Photo by Chase Hollenkamp

Chase Hollenkamp, sophomore economics and global studies major, stands in front of the Castle of Segura de la Sierra.

Chase Hollenkamp, Staff Writer

¡Hola! I am sad to say that this is the last time I will be writing to you before the end of this semester. However, I believe that I am ending on a good note. During my spring break here, I had the chance to go on a tour of Andalucia. 

The main stop on my tour of Andalucia was the province of Jaén. More specifically, I also traveled to the capital of this province, also called Jaén. Entering the province, I was immediately consumed by the immense number of olive trees that were in the province. They expand across the landscape and form what is known as the sea of olive trees, giving way to Jaén being the olive oil capital of the world. 

The olive trees are overlooked by the numerous castles that lay scattered throughout the province. Being the province with the highest concentration of castles in Europe, it is nearly impossible to not run across one while visiting.

Atop a mountain overlooking the capital sits Saint Catherine’s Castle. From its impressive walls you can see the entire city, including the Jaén Cathedral and its Plaza de Toros. 

The Castle of Santa Catalina in Jaén (Photo by Chase Hollenkamp)

Celebrating Holy Week gave way to processions that take place throughout Spain. These processions  are especially important in the south. Churches are tasked with preparing floats adorned with gold and silver and boasting religious figures. These floats are then carried through the city and crowds of people come to watch, cry, sing and pray over the processions.

 This was a cultural spectacle that was very impressive and shocking. One of the biggest shocks are the cloaked figures that walk with the procession known as “nazarenes.” When seeing these people, the immediate thought for an American is that they are the KKK, but it is not related at all.

Procession in Jaén of Virgin Mary with the Cathedral of Jaén in the background. (Photo by Chase Hollenkamp)

Apart from Jaén, I was able to visit various other towns and cities in Andalucia. All of the places I visited contained incredible architecture that has outlasted centuries. The smell of orange trees all around was magical. 

Our first stop was to Segura de la Sierra, but on the way we stopped in Riópar Viejo, a medieval town. It has now been converted into a tourist area, but they have conserved the old remains of the original city. Once we arrived in Segura de la Sierra we headed up the mountain to see the castle. Sweaty and out of breath, we made it to the top just to discover that it was closed. So we turned around and headed back down the hill to explore the town. 

The next destination was Granada, where I was able to visit the incredible Alhambra. The mudejar fortress is a construction that can take your breath away. The incredibly intricate designs in the architecture and beautiful gardens were unforgettable. 

Outside view of Alhambra in Granada. (Photo by Chase Hollenkamp)
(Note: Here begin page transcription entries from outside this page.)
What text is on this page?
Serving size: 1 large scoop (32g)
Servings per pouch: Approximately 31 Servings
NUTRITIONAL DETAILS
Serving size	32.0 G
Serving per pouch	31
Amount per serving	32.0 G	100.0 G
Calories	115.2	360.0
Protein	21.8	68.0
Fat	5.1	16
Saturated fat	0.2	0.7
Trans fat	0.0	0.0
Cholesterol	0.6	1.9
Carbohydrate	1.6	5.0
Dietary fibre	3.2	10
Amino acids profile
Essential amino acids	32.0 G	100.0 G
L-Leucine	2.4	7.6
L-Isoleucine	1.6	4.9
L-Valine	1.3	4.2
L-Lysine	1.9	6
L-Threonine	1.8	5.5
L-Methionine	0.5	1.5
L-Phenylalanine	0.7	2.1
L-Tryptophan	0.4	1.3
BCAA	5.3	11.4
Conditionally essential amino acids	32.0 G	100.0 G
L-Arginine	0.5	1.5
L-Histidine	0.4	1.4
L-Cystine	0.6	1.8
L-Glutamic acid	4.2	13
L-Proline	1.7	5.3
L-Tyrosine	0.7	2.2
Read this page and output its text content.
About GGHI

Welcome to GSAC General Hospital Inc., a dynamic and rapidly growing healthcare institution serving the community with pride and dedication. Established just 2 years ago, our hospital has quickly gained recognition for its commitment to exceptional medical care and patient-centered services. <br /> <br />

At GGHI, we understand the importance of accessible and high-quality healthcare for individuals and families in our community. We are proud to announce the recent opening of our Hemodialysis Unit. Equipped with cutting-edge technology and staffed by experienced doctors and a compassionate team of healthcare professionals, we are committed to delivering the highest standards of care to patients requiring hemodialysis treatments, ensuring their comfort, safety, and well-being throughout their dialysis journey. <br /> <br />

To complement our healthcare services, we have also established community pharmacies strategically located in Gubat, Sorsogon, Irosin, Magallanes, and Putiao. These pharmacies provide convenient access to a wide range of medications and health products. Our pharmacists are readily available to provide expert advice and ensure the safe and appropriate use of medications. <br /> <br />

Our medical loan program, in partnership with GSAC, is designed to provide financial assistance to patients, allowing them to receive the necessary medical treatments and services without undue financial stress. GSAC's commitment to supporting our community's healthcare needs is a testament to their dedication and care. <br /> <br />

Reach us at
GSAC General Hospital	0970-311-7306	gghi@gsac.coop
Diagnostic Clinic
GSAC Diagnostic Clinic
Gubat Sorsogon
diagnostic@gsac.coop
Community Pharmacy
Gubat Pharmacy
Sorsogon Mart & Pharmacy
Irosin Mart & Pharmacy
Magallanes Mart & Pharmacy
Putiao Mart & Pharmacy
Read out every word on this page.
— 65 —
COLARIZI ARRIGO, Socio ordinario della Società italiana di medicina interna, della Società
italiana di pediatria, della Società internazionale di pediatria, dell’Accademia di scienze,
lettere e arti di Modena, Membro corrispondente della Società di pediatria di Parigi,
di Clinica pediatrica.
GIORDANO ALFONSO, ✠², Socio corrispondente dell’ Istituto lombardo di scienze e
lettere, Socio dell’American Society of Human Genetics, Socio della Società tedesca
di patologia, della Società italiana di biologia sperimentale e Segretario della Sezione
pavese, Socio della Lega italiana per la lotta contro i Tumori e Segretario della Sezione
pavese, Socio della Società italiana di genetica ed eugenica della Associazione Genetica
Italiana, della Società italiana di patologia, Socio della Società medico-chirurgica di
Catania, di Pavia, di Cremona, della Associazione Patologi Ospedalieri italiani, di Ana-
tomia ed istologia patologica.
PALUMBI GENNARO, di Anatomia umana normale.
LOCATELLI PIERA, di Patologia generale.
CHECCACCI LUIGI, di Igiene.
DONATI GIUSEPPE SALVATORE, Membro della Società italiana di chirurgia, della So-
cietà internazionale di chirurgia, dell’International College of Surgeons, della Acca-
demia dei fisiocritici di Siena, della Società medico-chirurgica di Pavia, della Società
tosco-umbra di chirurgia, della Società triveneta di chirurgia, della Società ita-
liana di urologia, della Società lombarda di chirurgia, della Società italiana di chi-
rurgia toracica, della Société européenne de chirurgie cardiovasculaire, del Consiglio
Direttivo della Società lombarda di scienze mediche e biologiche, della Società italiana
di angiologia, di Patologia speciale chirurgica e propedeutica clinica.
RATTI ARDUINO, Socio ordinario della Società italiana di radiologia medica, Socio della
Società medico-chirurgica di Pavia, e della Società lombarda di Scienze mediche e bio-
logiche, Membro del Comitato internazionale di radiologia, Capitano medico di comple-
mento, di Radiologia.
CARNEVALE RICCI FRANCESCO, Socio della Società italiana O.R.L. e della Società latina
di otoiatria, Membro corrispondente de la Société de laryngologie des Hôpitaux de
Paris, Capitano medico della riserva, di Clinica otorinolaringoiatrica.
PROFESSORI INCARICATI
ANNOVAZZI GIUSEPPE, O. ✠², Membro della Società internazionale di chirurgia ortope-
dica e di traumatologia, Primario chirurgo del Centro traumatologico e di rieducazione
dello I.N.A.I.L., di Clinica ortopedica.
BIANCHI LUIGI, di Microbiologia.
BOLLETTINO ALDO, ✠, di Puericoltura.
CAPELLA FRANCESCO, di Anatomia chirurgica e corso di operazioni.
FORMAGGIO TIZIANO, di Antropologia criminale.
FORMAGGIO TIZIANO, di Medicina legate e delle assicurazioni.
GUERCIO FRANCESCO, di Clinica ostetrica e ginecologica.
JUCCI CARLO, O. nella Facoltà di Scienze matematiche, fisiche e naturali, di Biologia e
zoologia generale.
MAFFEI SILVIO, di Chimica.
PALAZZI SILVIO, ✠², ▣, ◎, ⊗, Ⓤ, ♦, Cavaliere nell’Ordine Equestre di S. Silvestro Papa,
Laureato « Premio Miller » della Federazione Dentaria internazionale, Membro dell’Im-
The next day we visited Córdoba, a city known for its beautiful interior patios and cute streets. Here we had the chance to visit Córdoba’s amazing mosque-turned-church from the 700s AD. It is styled with an array of interior arches, giving it an endless feel. 

The Mosque-Cathedral of Córdoba. (Photo by Chase Hollenkamp)

The last destinations on our trip were Úbeda and Baeza. Both cities contain beautiful churches and old palaces that left me in awe, as did every destination on the itinerary. In Ubeda we stopped for a buffet and ate seafood, different types of meat and of course a plethora of desserts. We were so full we could barely walk. 

After this trip, not only was I left completely exhausted, but I was also left with a different view of Spain. First, I realized that southern Spain is solely responsible for Spain having the reputation of one of the most difficult countries in the Spanish speaking world to understand. 

Apart from that, my original view of Spain was of Mediterranean beaches, but I now know that the country holds so many other amazing  destinations that are just as worthy of admiration. Among the castles, food, hikes and quaint towns, Andalucia has more than exceeded my expectations. 

Well, with this last article written, for now I say goodbye. I hope you enjoyed hearing about my journey in Spain, and I look forward to seeing you all very soon for the fall semester. ¡Hasta luego!